La vía maestra para descubrir nuestro camino es la lectura frecuente de las Escrituras inspiradas por Dios. Allí, en efecto, se hallan todas las normas de conducta. Allí, la narración de una vida justa, transmitida como imagen viva del modo de cumplir la voluntad de Dios, se nos pone ante los ojos para que imitemos sus buenas acciones. Así, cada uno, considerando aquel aspecto de su carácter que más necesita mejorar, encontrará la medicina capaz de sanar su enfermedad, como un hospital abierto a todos.

VI

El que desee la continencia, que medite largamente la historia de José y aprenda de él a vivir la templanza, pues José no sólo fue continente sino que estuvo dispuesto a ejercitar la virtud en todo, gracias a un hábito bien radicado.
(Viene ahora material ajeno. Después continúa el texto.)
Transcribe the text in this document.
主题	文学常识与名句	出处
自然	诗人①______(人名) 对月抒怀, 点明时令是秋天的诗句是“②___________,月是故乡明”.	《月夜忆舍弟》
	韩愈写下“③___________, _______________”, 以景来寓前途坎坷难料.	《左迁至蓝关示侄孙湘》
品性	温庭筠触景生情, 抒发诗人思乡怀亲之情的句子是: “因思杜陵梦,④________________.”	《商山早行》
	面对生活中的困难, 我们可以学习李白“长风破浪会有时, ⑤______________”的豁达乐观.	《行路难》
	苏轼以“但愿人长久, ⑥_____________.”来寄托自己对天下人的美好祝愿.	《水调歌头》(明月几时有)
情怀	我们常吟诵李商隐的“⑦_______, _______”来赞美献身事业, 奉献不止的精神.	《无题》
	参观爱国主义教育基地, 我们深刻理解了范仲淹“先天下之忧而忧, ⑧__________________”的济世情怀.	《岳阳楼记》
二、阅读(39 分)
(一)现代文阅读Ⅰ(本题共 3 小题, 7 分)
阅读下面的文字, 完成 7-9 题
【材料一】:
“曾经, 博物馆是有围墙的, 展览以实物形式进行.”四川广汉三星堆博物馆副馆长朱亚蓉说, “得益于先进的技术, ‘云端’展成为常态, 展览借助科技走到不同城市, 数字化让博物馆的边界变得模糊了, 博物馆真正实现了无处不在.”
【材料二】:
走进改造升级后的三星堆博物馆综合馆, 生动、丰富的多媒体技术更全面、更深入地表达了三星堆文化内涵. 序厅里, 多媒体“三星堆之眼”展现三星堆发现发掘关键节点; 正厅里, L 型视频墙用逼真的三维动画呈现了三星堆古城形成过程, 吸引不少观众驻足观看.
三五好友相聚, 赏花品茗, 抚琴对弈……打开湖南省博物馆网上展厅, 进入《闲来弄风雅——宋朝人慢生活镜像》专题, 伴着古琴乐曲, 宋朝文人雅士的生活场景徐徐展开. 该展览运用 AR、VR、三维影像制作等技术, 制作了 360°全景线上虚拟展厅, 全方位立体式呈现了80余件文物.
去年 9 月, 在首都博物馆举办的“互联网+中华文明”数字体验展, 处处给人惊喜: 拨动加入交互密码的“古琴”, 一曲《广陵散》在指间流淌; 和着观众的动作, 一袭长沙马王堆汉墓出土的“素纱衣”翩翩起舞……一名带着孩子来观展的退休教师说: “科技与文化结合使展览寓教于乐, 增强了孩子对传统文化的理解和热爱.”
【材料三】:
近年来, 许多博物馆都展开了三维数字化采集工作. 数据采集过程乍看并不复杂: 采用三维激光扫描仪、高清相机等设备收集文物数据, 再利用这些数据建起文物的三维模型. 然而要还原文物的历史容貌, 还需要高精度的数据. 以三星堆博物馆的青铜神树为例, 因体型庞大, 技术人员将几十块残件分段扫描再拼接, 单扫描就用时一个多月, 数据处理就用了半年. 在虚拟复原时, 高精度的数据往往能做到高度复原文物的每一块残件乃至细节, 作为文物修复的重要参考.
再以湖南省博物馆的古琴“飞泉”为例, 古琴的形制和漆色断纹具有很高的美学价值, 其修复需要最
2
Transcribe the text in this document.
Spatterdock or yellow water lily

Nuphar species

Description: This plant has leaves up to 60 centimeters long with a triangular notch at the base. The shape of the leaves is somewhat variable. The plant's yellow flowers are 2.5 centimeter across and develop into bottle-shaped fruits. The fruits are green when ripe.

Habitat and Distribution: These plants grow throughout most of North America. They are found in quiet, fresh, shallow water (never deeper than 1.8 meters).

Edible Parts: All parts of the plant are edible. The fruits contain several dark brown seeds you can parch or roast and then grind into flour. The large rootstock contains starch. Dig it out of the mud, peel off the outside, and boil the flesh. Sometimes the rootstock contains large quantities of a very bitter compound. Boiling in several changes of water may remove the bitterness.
Que aprenda la valentía de Job, cuando las circunstancias de su vida cambiaron y de un solo golpe dejó de ser rico para convertirse en pobre, y de padre de familia feliz se encontró de repente sin hijos. Entonces, Job no sólo permaneció constante, y mantuvo siempre el sentido sobrenatural, sino que ni siquiera se enfadó con los amigos que, pretendiendo consolarle, le insultaban y hacían más intenso su dolor.

VII

Si alguien desea ser manso y magnánimo, pero manifiesta intransigencia respecto a los errores de humanos, que encuentre en David a ese valeroso guerrero en las nobles empresas de la guerra, pero dulce y manso en el trato con los enemigos. Así era también Moisés, cuando se encolerizaba grandemente con las ofensas de los que pecaban contra Dios, mas soportaba serenamente las calumnias dirigidas.

VIII

Las oraciones, en fin, son las que hacen el ánimo más joven y más maduro, ya que lo mueven al deseo de poseer a Dios. Es bonita la oración que hace más presente a Dios en el alma. Precisamente en esto consiste la presencia de Dios: en tener a Dios dentro de sí mismo, reforzado por la memoria. De este modo nos convertimos en templo de Dios, y la continuidad del recuerdo no se ve interrumpida por las preocupaciones terrenas, y la mente no es turbada por los sentimientos fugaces. El que ama al Señor sabe desprenderse de todo y refugiarse sólo en Dios, rechazando todo lo que incita al mal y gastando su vida en el cumplimiento de las obras virtuosas.